HPV vaccination programmes are more likely to achieve sustained coverage when political commitment is embedded in formal national policy frameworks and supported by sustained public financing, rather than short-term or discretionary initiatives.
Comparative experience from countries progressing towards the elimination of HPV cancers shows that positioning HPV vaccination as a national cancer prevention policy, rather than as a standalone immunisation activity, is associated with stronger ownership and more consistent implementation over time [1, 2].
WHO guidance on cervical cancer elimination positions HPV vaccination as a core intervention to be delivered through national immunisation programmes, rather than as a time-limited or pilot initiative. In the European context, this approach is reinforced by regional cancer policy frameworks, including Europe’s Beating Cancer Plan, which explicitly position HPV vaccination as a cornerstone of cancer prevention and elimination efforts [3]. This underscores the importance of embedding vaccination within durable health policy and planning instruments, including alignment with national cancer control strategies and elimination efforts [4].
Sustained political commitment to vaccination programmes coupled with predictable, sustained public financing integrated within routine national immunisation budgets is critical to programme continuity. Reliance on short-term or ad-hoc funding increases vulnerability to programme interruption. Such commitment is key in the context of interventions requiring long-term delivery such as HPV vaccination [4, 5, 6].
HPV vaccination programmes are more effective when leadership responsibilities, evidence-to-policy-pathways, and cross-sector coordination mechanisms are clearly defined and institutionalised.
Evidence from global guidance and immunisation policy research shows that clear leadership and formal decision-making structures strengthen the translation of scientific evidence into national vaccination policy, reducing delays and ambiguity in implementation [4,5,10,11,12].
National Immunization Technical Advisory Groups (NITAGs), which are established in most countries in the WHO European Region, provide a structured mechanism for evidence-informed decision making [7]. Within Europe, their role is reinforced by regional norms and scientific guidance from the European Centre for Disease Prevention and Control (ECDC) and the WHO Regional Office for Europe, contributing to the transparency, credibility and legitimacy of vaccination policy decisions, including those related to new or expanded vaccines [8,9].

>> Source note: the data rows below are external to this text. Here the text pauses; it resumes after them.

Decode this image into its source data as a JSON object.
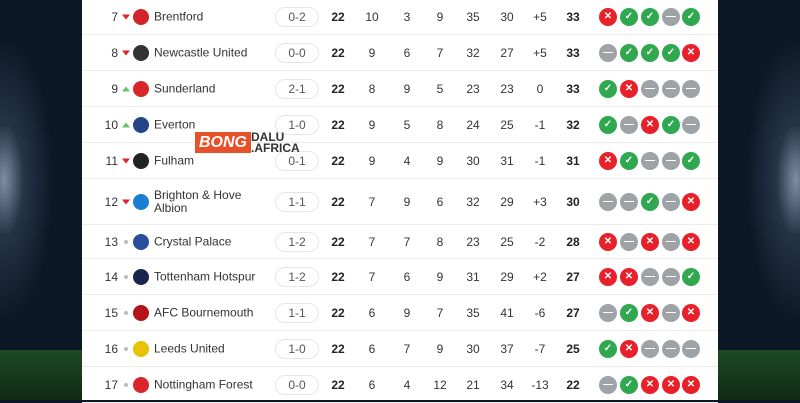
{
  "watermark": {
    "text1": "BONG",
    "text2": "DALU",
    "text3": ".AFRICA"
  },
  "colors": {
    "win": "#2fa84f",
    "loss": "#e8202a",
    "draw": "#9ea3a8",
    "up": "#6cc06c",
    "down": "#e0202a"
  },
  "rows": [
    {
      "rank": "7",
      "move": "down",
      "team": "Brentford",
      "crest": "#d2232a",
      "score": "0-2",
      "p": "22",
      "w": "10",
      "d": "3",
      "l": "9",
      "gf": "35",
      "ga": "30",
      "gd": "+5",
      "pts": "33",
      "form": [
        "L",
        "W",
        "W",
        "D",
        "W"
      ]
    },
    {
      "rank": "8",
      "move": "down",
      "team": "Newcastle United",
      "crest": "#333333",
      "score": "0-0",
      "p": "22",
      "w": "9",
      "d": "6",
      "l": "7",
      "gf": "32",
      "ga": "27",
      "gd": "+5",
      "pts": "33",
      "form": [
        "D",
        "W",
        "W",
        "W",
        "L"
      ]
    },
    {
      "rank": "9",
      "move": "up",
      "team": "Sunderland",
      "crest": "#d9262a",
      "score": "2-1",
      "p": "22",
      "w": "8",
      "d": "9",
      "l": "5",
      "gf": "23",
      "ga": "23",
      "gd": "0",
      "pts": "33",
      "form": [
        "W",
        "L",
        "D",
        "D",
        "D"
      ]
    },
    {
      "rank": "10",
      "move": "up",
      "team": "Everton",
      "crest": "#274488",
      "score": "1-0",
      "p": "22",
      "w": "9",
      "d": "5",
      "l": "8",
      "gf": "24",
      "ga": "25",
      "gd": "-1",
      "pts": "32",
      "form": [
        "W",
        "D",
        "L",
        "W",
        "D"
      ]
    },
    {
      "rank": "11",
      "move": "down",
      "team": "Fulham",
      "crest": "#222222",
      "score": "0-1",
      "p": "22",
      "w": "9",
      "d": "4",
      "l": "9",
      "gf": "30",
      "ga": "31",
      "gd": "-1",
      "pts": "31",
      "form": [
        "L",
        "W",
        "D",
        "D",
        "W"
      ]
    },
    {
      "rank": "12",
      "move": "down",
      "team": "Brighton & Hove Albion",
      "crest": "#1b7fd1",
      "score": "1-1",
      "p": "22",
      "w": "7",
      "d": "9",
      "l": "6",
      "gf": "32",
      "ga": "29",
      "gd": "+3",
      "pts": "30",
      "form": [
        "D",
        "D",
        "W",
        "D",
        "L"
      ]
    },
    {
      "rank": "13",
      "move": "same",
      "team": "Crystal Palace",
      "crest": "#2a4c9c",
      "score": "1-2",
      "p": "22",
      "w": "7",
      "d": "7",
      "l": "8",
      "gf": "23",
      "ga": "25",
      "gd": "-2",
      "pts": "28",
      "form": [
        "L",
        "D",
        "L",
        "D",
        "L"
      ]
    },
    {
      "rank": "14",
      "move": "same",
      "team": "Tottenham Hotspur",
      "crest": "#1a2450",
      "score": "1-2",
      "p": "22",
      "w": "7",
      "d": "6",
      "l": "9",
      "gf": "31",
      "ga": "29",
      "gd": "+2",
      "pts": "27",
      "form": [
        "L",
        "L",
        "D",
        "D",
        "W"
      ]
    },
    {
      "rank": "15",
      "move": "same",
      "team": "AFC Bournemouth",
      "crest": "#b5121b",
      "score": "1-1",
      "p": "22",
      "w": "6",
      "d": "9",
      "l": "7",
      "gf": "35",
      "ga": "41",
      "gd": "-6",
      "pts": "27",
      "form": [
        "D",
        "W",
        "L",
        "D",
        "L"
      ]
    },
    {
      "rank": "16",
      "move": "same",
      "team": "Leeds United",
      "crest": "#e8c300",
      "score": "1-0",
      "p": "22",
      "w": "6",
      "d": "7",
      "l": "9",
      "gf": "30",
      "ga": "37",
      "gd": "-7",
      "pts": "25",
      "form": [
        "W",
        "L",
        "D",
        "D",
        "D"
      ]
    },
    {
      "rank": "17",
      "move": "same",
      "team": "Nottingham Forest",
      "crest": "#d9262a",
      "score": "0-0",
      "p": "22",
      "w": "6",
      "d": "4",
      "l": "12",
      "gf": "21",
      "ga": "34",
      "gd": "-13",
      "pts": "22",
      "form": [
        "D",
        "W",
        "L",
        "L",
        "L"
      ]
    }
  ]
}
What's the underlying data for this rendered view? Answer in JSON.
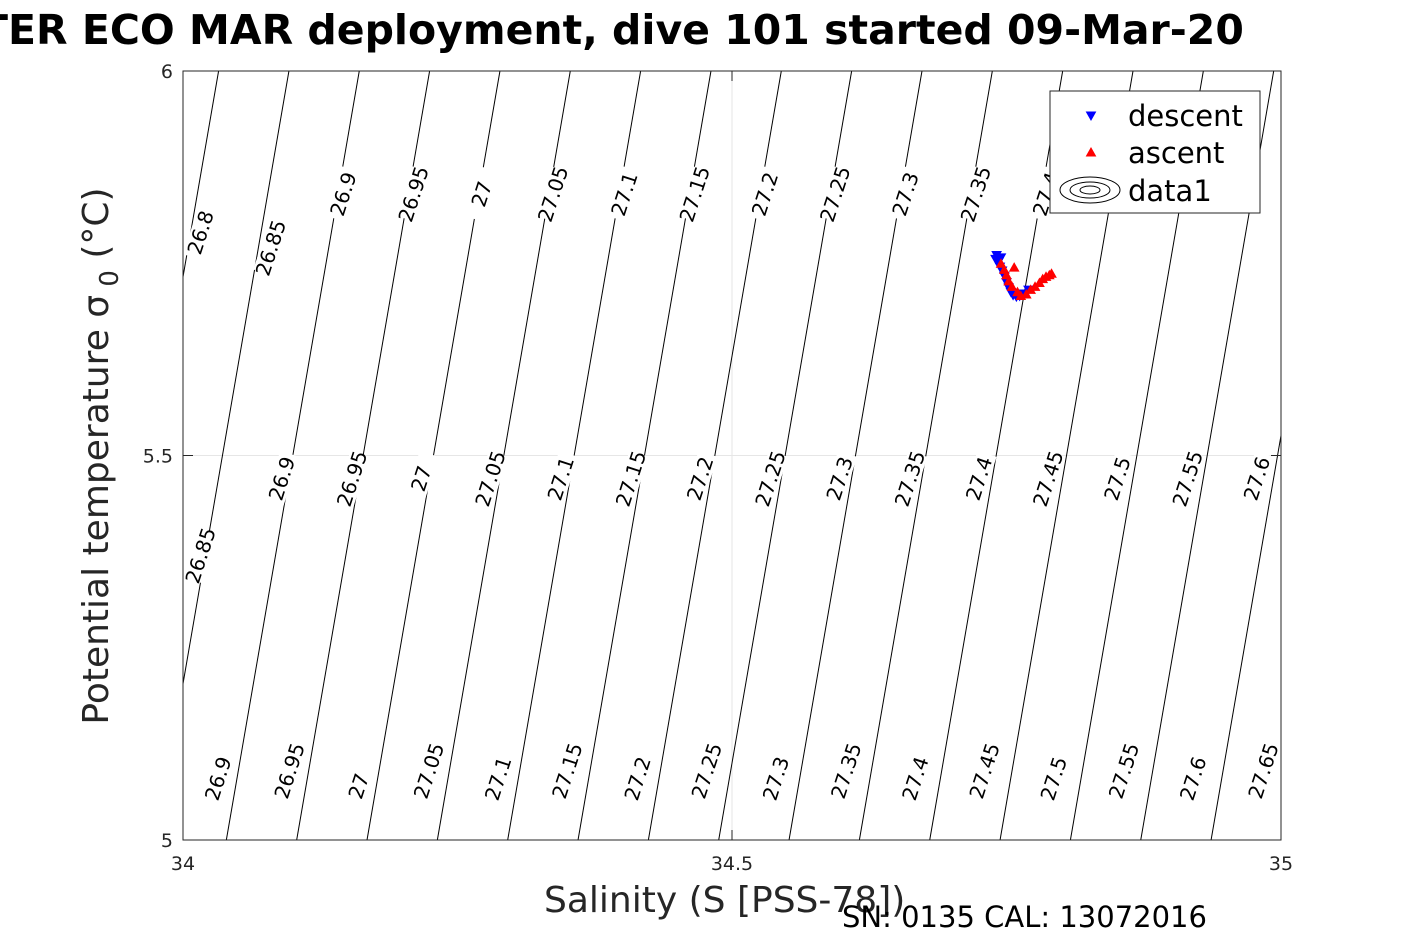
{
  "chart_data": {
    "type": "scatter",
    "title": "TER ECO MAR deployment, dive 101 started 09-Mar-20",
    "xlabel": "Salinity (S [PSS-78])",
    "ylabel_text": "Potential temperature σ",
    "ylabel_sub": "0",
    "ylabel_unit": " (°C)",
    "xlim": [
      34,
      35.0
    ],
    "ylim": [
      5,
      6
    ],
    "xticks": [
      34,
      34.5,
      35
    ],
    "xtick_labels": [
      "34",
      "34.5",
      "35"
    ],
    "yticks": [
      5,
      5.5,
      6
    ],
    "ytick_labels": [
      "5",
      "5.5",
      "6"
    ],
    "grid": true,
    "legend_placement": "top-right",
    "legend": [
      "descent",
      "ascent",
      "data1"
    ],
    "descent_color": "#0000ff",
    "ascent_color": "#ff0000",
    "contour_color": "#000000",
    "isopycnals": {
      "levels": [
        26.8,
        26.85,
        26.9,
        26.95,
        27.0,
        27.05,
        27.1,
        27.15,
        27.2,
        27.25,
        27.3,
        27.35,
        27.4,
        27.45,
        27.5,
        27.55,
        27.6,
        27.65
      ],
      "labels": [
        {
          "text": "26.8",
          "s": 34.016,
          "t": 5.79
        },
        {
          "text": "26.85",
          "s": 34.08,
          "t": 5.77
        },
        {
          "text": "26.9",
          "s": 34.146,
          "t": 5.84
        },
        {
          "text": "26.95",
          "s": 34.21,
          "t": 5.84
        },
        {
          "text": "27",
          "s": 34.272,
          "t": 5.84
        },
        {
          "text": "27.05",
          "s": 34.337,
          "t": 5.84
        },
        {
          "text": "27.1",
          "s": 34.402,
          "t": 5.84
        },
        {
          "text": "27.15",
          "s": 34.466,
          "t": 5.84
        },
        {
          "text": "27.2",
          "s": 34.53,
          "t": 5.84
        },
        {
          "text": "27.25",
          "s": 34.594,
          "t": 5.84
        },
        {
          "text": "27.3",
          "s": 34.658,
          "t": 5.84
        },
        {
          "text": "27.35",
          "s": 34.722,
          "t": 5.84
        },
        {
          "text": "27.4",
          "s": 34.786,
          "t": 5.84
        },
        {
          "text": "26.85",
          "s": 34.016,
          "t": 5.37
        },
        {
          "text": "26.9",
          "s": 34.09,
          "t": 5.47
        },
        {
          "text": "26.95",
          "s": 34.154,
          "t": 5.47
        },
        {
          "text": "27",
          "s": 34.217,
          "t": 5.47
        },
        {
          "text": "27.05",
          "s": 34.28,
          "t": 5.47
        },
        {
          "text": "27.1",
          "s": 34.344,
          "t": 5.47
        },
        {
          "text": "27.15",
          "s": 34.408,
          "t": 5.47
        },
        {
          "text": "27.2",
          "s": 34.471,
          "t": 5.47
        },
        {
          "text": "27.25",
          "s": 34.535,
          "t": 5.47
        },
        {
          "text": "27.3",
          "s": 34.598,
          "t": 5.47
        },
        {
          "text": "27.35",
          "s": 34.662,
          "t": 5.47
        },
        {
          "text": "27.4",
          "s": 34.725,
          "t": 5.47
        },
        {
          "text": "27.45",
          "s": 34.788,
          "t": 5.47
        },
        {
          "text": "27.5",
          "s": 34.851,
          "t": 5.47
        },
        {
          "text": "27.55",
          "s": 34.915,
          "t": 5.47
        },
        {
          "text": "27.6",
          "s": 34.978,
          "t": 5.47
        },
        {
          "text": "26.9",
          "s": 34.032,
          "t": 5.08
        },
        {
          "text": "26.95",
          "s": 34.097,
          "t": 5.09
        },
        {
          "text": "27",
          "s": 34.16,
          "t": 5.07
        },
        {
          "text": "27.05",
          "s": 34.224,
          "t": 5.09
        },
        {
          "text": "27.1",
          "s": 34.287,
          "t": 5.08
        },
        {
          "text": "27.15",
          "s": 34.35,
          "t": 5.09
        },
        {
          "text": "27.2",
          "s": 34.414,
          "t": 5.08
        },
        {
          "text": "27.25",
          "s": 34.477,
          "t": 5.09
        },
        {
          "text": "27.3",
          "s": 34.54,
          "t": 5.08
        },
        {
          "text": "27.35",
          "s": 34.604,
          "t": 5.09
        },
        {
          "text": "27.4",
          "s": 34.667,
          "t": 5.08
        },
        {
          "text": "27.45",
          "s": 34.73,
          "t": 5.09
        },
        {
          "text": "27.5",
          "s": 34.793,
          "t": 5.08
        },
        {
          "text": "27.55",
          "s": 34.857,
          "t": 5.09
        },
        {
          "text": "27.6",
          "s": 34.92,
          "t": 5.08
        },
        {
          "text": "27.65",
          "s": 34.984,
          "t": 5.09
        }
      ]
    },
    "series": [
      {
        "name": "descent",
        "marker": "triangle-down",
        "x": [
          34.74,
          34.741,
          34.743,
          34.744,
          34.745,
          34.746,
          34.748,
          34.75,
          34.752,
          34.754,
          34.756,
          34.759,
          34.762,
          34.766,
          34.77
        ],
        "y": [
          5.755,
          5.76,
          5.752,
          5.745,
          5.757,
          5.74,
          5.733,
          5.725,
          5.718,
          5.712,
          5.708,
          5.706,
          5.707,
          5.71,
          5.715
        ]
      },
      {
        "name": "ascent",
        "marker": "triangle-up",
        "x": [
          34.745,
          34.748,
          34.75,
          34.752,
          34.755,
          34.757,
          34.76,
          34.763,
          34.768,
          34.772,
          34.776,
          34.78,
          34.783,
          34.786,
          34.789,
          34.791
        ],
        "y": [
          5.75,
          5.742,
          5.735,
          5.727,
          5.72,
          5.745,
          5.713,
          5.708,
          5.71,
          5.716,
          5.72,
          5.725,
          5.73,
          5.733,
          5.735,
          5.737
        ]
      }
    ],
    "footer": "SN: 0135  CAL: 13072016"
  }
}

Experience from HPV and other adolescent immunisation programmes highlights that effective coordination between health and education sectors is critical where schools are involved in delivery, and that lack of clarity in leadership, roles and cross-sector decision making can delay implementation and reduce policy coherence, even when political commitment and accountability mechanisms exist [10,11,12].
Sustained HPV vaccination programme performance depends on explicit accountability arrangements that link policy commitments to regular performance review and corrective action when implementation falls short.
Global immunisation guidance consistently highlights that political commitment and policy adoption alone are insufficient to sustain high vaccination performance without explicit accountability mechanisms, including defined responsibility for monitoring progress and responding to underperformance [3,7,13]. Within the European context, Europe’s Beating Cancer Plan sets a clear accountability benchmark by committing to at least 90% HPV vaccination coverage in girls and a significant increase in coverage among boys, and ensure that 90% of the EU population who qualifies for cervical cancer screening is offered screening by 2025. [3].
Strategic frameworks such as the Immunization Agenda 2030 emphasis country ownership, governance, and accountability as core conditions for sustained immunisation delivery, calling for regular review of progress and timely corrective action where implementation falls short [7,14].
Experience from HPV vaccination programmes, including within the WHO European Region, demonstrates that clear accountability and coordinated national action are particularly critical during periods of programme disruption or declining public confidence, enabling recovery of coverage through active corrective measures rather than reliance on delivery systems alone [14,15,16]. Together, these experiences underline that accountability for sustained delivery is a governance function, enabling countries to respond to challenges, maintain public trust, and protect long-term programme performance [15,16].